A digital and data roadmap to 2028 from the Countess of Chester Hospital NHS Foundation Trust has outlined key updates, launches, and procurements, including EPR optimisation, AI pilots, and a LIMS solution. A new digital strategy is also in development and expected to be published in 2025/26.
For 2025/26, focuses will include an EPR upgrade, rollout of Windows 11, the deployment of virtual desktop infrastructure, eRS integration, patient flow system review, ophthalmology EPR procurement, and the procurement of a voice recognition solution. The digital strategy will be launched, and AI work will be undertaken with pilots across Copilot, ambient voice, and clinical coding, with AI-assisted waiting list validation also to be explored.
2026/27 will see the trust working on AI enablement, and engaging with HIMSS accreditation, telephone system migration, and a move to EPR cloud environment. The move to a new EPR platform, a refresh of virtual infrastructure, and a network upgrade are scheduled for 2027/28.
In its latest clinical strategy covering 2025 – 2030, the trust highlights its intention to harness emerging technologies, to focus on the collection of real-time patient data to inform care planning and outcomes tracking, and to utilise predictive analytics to anticipate patient needs and resource requirements. The Countess of Chester also plans to ensure the “rapid” adoption of AI, and to integrate its EPR with other systems to promote improved flow and better intelligence.
“The needs of our population have been changing, and in turn the needs of our service users including patients and staff have change as we progress into the digital age,” the trust shares. “Our users expect quick, efficient, mobile tools and services for accessing information.” While progress has been made in implementing a number of digital systems, services remain that continue to rely on paper or that use “individual systems that do not integrate well either within the trust or with our partner organisations”, it adds.
Wider trend: Future plans for digital and data transformation
Manchester University NHS Foundation Trust’s board has shared plans to update the forecasted net financial benefit of its Hive EPR from £340 million as listed at the business case stage, to £390 million. Alongside this increase, the trust highlights a series of planned EPR improvements and integrations, as well as upcoming work with NHS England as part of a review of productivity increases following EPR adoption.
Medway NHS Foundation Trust has outlined a business case for a full virtual hospital with 260 virtual beds, aiming to free-up 91 inpatient beds, close of up to three wards, and position MFT as “a leading site for ICS-wide scaling of digitally enabled acute care”. The virtual hospital will run as a fully governed clinical service, MFT highlights, offering daily virtual ward rounds with a multidisciplinary clinical team, remote monitoring, escalation protocols for patients needing in-person review or hospital transfer, and in-person visits where required. It will continue to utilise the Feebris platform, which has already been procured in a multi-year contract, offering medical kits for at-home monitoring and software.

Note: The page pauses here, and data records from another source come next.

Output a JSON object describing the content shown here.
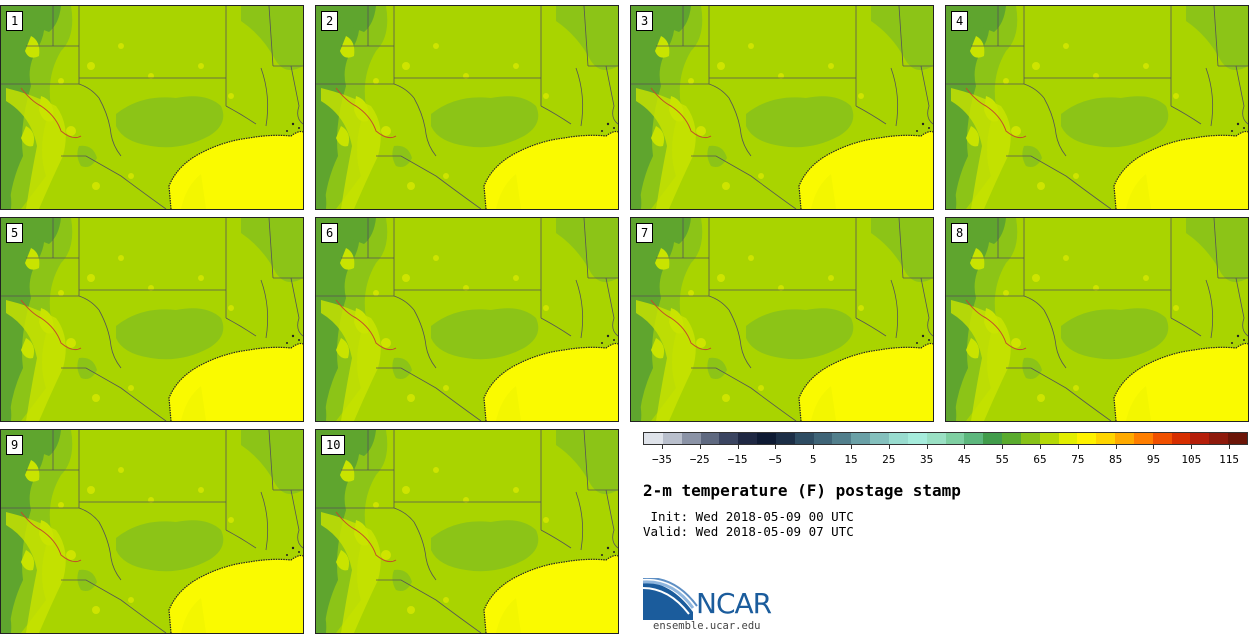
{
  "panels": [
    {
      "label": "1"
    },
    {
      "label": "2"
    },
    {
      "label": "3"
    },
    {
      "label": "4"
    },
    {
      "label": "5"
    },
    {
      "label": "6"
    },
    {
      "label": "7"
    },
    {
      "label": "8"
    },
    {
      "label": "9"
    },
    {
      "label": "10"
    }
  ],
  "colorbar": {
    "colors": [
      "#dfe3ea",
      "#b9bfcc",
      "#8b93a6",
      "#5f6980",
      "#3b4561",
      "#1f2843",
      "#0e1a33",
      "#1c2e46",
      "#2e4c62",
      "#3f6477",
      "#527f8c",
      "#6aa0a6",
      "#84c0bd",
      "#99dccf",
      "#a6ecdc",
      "#9ae0c4",
      "#7fcfa2",
      "#5db77d",
      "#419c4b",
      "#5aab2e",
      "#88c218",
      "#b4d806",
      "#e2ee00",
      "#fff200",
      "#ffd500",
      "#ffaa00",
      "#ff7e00",
      "#f05000",
      "#d62e00",
      "#b51e0a",
      "#8e1a0c",
      "#6b1508"
    ],
    "tick_labels": [
      "−35",
      "−25",
      "−15",
      "−5",
      "5",
      "15",
      "25",
      "35",
      "45",
      "55",
      "65",
      "75",
      "85",
      "95",
      "105",
      "115"
    ]
  },
  "title": "2-m temperature (F) postage stamp",
  "init_line": " Init: Wed 2018-05-09 00 UTC",
  "valid_line": "Valid: Wed 2018-05-09 07 UTC",
  "logo": {
    "text": "NCAR",
    "color": "#1b5c9c"
  },
  "site": "ensemble.ucar.edu",
  "map_colors": {
    "base": "#a9d400",
    "mid": "#8cc417",
    "dark": "#5fa52e",
    "light": "#c9e400",
    "warm": "#e7ef00",
    "sea": "#fafa00",
    "sea_edge": "#f0f300",
    "line": "#555555",
    "border_red": "#c44a2a"
  }
}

A short-term AI strategy for 2025 – 2026 from Midlands Partnership University NHS Foundation Trust has been published, as the trust looks to learn from the first 12 months of AI deployment ahead of a full AI strategy update. It prioritises “high-impact, lower-risk use cases, with rigorous evaluation, human-in-the-loop safeguards and strong governance” across ambient AI, generative AI, agentic AI, and automation. The trust’s AI work will be informed by seven AI principles covering safety, confidentiality, research, evaluation, partnership, ethics, transparency, and data quality. All adopted technologies will be assessed for compliance; every AI initiative will be evidence-led and risk-aware; and working with educational institutions and “trusted suppliers” will supplement MPFT’s AI expertise.